Researchers in France report they have uncovered the chemical secrets behind these concoctions. And lead, they say, in its acetate form, is the key.
Dry in Days
Drying times for early oil paints—made by grinding pigments with linseed, walnut or poppy seed oil—were remarkably long. Completing a painting might take an artist months or even years if several layers were involved.
In the 19th Century, however, British painter J.M.W. Turner and others produced oil-resin gels containing lead acetate that combined with oil paints.
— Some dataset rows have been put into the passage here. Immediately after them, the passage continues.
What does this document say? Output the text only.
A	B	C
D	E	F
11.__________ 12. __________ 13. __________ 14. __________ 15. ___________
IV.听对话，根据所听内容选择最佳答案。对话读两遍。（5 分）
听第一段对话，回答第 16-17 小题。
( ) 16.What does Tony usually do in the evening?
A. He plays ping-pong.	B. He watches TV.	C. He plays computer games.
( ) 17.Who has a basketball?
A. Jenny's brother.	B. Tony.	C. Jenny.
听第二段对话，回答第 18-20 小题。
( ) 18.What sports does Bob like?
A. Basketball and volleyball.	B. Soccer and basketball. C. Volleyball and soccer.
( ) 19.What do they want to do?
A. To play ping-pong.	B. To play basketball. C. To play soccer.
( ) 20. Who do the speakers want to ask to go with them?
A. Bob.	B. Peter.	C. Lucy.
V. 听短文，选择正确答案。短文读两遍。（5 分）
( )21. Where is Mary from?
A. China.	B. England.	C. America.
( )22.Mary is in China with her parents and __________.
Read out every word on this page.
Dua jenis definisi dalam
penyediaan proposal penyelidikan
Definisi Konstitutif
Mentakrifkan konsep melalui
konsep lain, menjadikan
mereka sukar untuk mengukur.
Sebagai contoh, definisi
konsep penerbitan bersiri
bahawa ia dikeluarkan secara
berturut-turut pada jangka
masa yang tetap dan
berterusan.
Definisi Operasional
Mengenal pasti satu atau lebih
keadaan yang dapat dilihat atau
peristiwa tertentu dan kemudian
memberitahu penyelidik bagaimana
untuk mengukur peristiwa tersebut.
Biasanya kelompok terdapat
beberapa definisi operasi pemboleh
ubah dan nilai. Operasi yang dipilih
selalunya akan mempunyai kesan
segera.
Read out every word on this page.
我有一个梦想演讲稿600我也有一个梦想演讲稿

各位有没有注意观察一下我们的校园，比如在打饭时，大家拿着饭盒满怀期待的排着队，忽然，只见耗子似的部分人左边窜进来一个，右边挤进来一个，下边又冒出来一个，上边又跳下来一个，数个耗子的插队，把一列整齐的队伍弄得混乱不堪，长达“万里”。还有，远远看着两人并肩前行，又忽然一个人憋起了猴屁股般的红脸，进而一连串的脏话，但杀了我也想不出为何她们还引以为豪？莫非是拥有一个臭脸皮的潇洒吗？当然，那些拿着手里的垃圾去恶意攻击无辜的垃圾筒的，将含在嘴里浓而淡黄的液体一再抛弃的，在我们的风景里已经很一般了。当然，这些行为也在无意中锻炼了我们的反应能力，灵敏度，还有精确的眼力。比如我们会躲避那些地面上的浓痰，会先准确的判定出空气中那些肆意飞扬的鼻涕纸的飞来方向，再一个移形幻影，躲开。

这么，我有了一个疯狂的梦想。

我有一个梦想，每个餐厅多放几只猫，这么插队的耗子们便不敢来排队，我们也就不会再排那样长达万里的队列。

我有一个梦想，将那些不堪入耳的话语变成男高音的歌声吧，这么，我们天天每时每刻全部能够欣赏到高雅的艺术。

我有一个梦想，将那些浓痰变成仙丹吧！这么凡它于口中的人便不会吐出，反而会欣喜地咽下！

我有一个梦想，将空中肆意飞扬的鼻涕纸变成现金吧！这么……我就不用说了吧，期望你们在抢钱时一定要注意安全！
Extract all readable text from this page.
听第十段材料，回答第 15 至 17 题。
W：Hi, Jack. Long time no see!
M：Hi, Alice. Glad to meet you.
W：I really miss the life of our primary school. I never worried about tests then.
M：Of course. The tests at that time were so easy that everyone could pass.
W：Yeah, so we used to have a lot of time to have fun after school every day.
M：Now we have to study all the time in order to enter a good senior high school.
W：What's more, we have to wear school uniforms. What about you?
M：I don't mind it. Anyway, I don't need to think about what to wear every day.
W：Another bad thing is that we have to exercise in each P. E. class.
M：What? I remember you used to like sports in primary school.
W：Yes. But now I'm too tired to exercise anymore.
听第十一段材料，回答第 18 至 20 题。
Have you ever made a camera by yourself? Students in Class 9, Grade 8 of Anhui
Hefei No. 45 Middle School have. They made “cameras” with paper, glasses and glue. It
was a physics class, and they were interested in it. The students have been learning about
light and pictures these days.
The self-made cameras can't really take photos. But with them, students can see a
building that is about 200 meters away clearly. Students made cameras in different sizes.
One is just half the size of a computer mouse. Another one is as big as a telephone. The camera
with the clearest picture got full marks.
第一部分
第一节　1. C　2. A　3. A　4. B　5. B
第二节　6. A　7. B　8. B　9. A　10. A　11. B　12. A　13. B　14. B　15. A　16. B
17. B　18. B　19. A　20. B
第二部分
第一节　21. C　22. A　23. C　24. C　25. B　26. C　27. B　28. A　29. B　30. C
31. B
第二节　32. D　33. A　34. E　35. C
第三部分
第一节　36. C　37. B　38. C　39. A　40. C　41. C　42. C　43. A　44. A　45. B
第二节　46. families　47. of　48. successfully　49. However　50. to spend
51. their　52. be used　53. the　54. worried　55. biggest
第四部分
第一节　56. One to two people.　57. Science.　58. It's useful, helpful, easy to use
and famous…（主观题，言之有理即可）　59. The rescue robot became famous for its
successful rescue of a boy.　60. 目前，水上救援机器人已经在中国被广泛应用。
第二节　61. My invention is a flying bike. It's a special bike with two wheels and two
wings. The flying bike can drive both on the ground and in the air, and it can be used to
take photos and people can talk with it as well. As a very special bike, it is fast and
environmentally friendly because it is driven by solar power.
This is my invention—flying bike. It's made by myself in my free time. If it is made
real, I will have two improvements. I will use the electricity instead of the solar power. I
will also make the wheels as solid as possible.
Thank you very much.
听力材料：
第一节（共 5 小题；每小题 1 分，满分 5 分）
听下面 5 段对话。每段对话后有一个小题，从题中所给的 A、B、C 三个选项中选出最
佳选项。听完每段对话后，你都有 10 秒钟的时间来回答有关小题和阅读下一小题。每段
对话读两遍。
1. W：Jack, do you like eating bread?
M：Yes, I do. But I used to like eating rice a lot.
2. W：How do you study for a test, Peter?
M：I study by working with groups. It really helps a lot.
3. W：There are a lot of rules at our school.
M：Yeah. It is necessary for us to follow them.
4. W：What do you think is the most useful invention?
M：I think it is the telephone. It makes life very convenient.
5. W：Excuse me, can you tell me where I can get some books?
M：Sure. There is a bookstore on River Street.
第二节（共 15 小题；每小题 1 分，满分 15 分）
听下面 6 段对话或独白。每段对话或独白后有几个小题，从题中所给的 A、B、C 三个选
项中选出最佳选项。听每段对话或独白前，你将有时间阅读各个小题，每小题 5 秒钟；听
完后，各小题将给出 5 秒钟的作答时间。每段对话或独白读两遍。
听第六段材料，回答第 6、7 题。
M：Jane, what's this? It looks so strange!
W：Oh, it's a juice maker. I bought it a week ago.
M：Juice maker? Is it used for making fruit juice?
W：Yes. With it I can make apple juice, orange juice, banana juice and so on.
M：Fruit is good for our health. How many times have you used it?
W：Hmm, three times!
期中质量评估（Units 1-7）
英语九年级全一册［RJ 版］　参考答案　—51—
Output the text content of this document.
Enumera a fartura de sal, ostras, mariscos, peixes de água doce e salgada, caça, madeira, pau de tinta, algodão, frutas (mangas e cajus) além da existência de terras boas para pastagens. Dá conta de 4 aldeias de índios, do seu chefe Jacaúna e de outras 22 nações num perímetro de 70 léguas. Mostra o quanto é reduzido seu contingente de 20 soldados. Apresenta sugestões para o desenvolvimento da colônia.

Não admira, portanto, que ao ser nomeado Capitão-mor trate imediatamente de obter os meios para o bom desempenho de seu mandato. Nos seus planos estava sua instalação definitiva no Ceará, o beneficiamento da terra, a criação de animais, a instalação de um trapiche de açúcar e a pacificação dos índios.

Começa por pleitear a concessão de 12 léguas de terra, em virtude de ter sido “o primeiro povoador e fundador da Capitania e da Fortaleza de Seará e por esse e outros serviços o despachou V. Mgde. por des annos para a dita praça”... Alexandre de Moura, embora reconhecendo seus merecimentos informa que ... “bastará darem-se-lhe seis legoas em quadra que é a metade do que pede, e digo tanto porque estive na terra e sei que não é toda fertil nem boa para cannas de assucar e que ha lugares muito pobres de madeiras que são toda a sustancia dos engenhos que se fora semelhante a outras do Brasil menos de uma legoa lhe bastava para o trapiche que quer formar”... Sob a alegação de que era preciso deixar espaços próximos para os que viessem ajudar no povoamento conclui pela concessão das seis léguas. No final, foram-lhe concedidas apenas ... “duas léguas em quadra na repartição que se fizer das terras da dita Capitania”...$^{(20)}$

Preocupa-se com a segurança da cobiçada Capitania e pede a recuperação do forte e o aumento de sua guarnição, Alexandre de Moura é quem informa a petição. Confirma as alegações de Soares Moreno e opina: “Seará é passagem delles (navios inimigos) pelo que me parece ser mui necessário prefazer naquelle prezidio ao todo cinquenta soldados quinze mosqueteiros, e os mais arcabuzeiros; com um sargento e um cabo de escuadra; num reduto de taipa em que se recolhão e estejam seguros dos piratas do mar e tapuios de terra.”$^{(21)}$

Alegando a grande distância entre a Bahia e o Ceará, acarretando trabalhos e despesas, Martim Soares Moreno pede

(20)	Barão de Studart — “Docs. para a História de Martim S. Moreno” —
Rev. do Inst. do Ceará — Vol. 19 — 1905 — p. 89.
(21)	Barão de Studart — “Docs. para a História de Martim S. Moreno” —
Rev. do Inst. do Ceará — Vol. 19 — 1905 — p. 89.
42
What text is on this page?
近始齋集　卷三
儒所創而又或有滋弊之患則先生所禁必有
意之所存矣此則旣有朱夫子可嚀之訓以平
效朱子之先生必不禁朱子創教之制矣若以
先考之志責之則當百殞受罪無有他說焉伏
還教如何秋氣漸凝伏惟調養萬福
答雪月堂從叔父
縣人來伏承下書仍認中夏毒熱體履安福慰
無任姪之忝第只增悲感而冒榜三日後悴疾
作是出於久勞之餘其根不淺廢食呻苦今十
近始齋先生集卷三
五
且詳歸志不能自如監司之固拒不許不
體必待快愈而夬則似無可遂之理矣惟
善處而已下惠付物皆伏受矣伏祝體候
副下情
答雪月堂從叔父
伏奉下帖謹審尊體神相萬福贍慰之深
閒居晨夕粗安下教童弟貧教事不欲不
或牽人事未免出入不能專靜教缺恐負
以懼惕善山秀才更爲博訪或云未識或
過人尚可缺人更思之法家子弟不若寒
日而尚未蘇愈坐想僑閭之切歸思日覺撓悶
These buttery gumtions caused a dramatic decrease in dry times, the scientists report.
The mixtures also made it possible to finish a painting in just days while “incorporating unrivaled volume and textured effects” to boot, the researchers note.
How it Worked?
The scientists report that the lead in the formulation generated “a highly reactive form of oxygen that reacted with oils speeding up the drying time,” Science Mag explains.
Further, the lead catalyzed the formation of an elastic organic-inorganic gel that holds pigments in place with additional paint layers are added.
Understanding the structural, chemical and other properties of these mixtures is important in conservation efforts, the researchers report.
The team reported its findings in a recent issue of the journal Angewandte Chemie International Edition.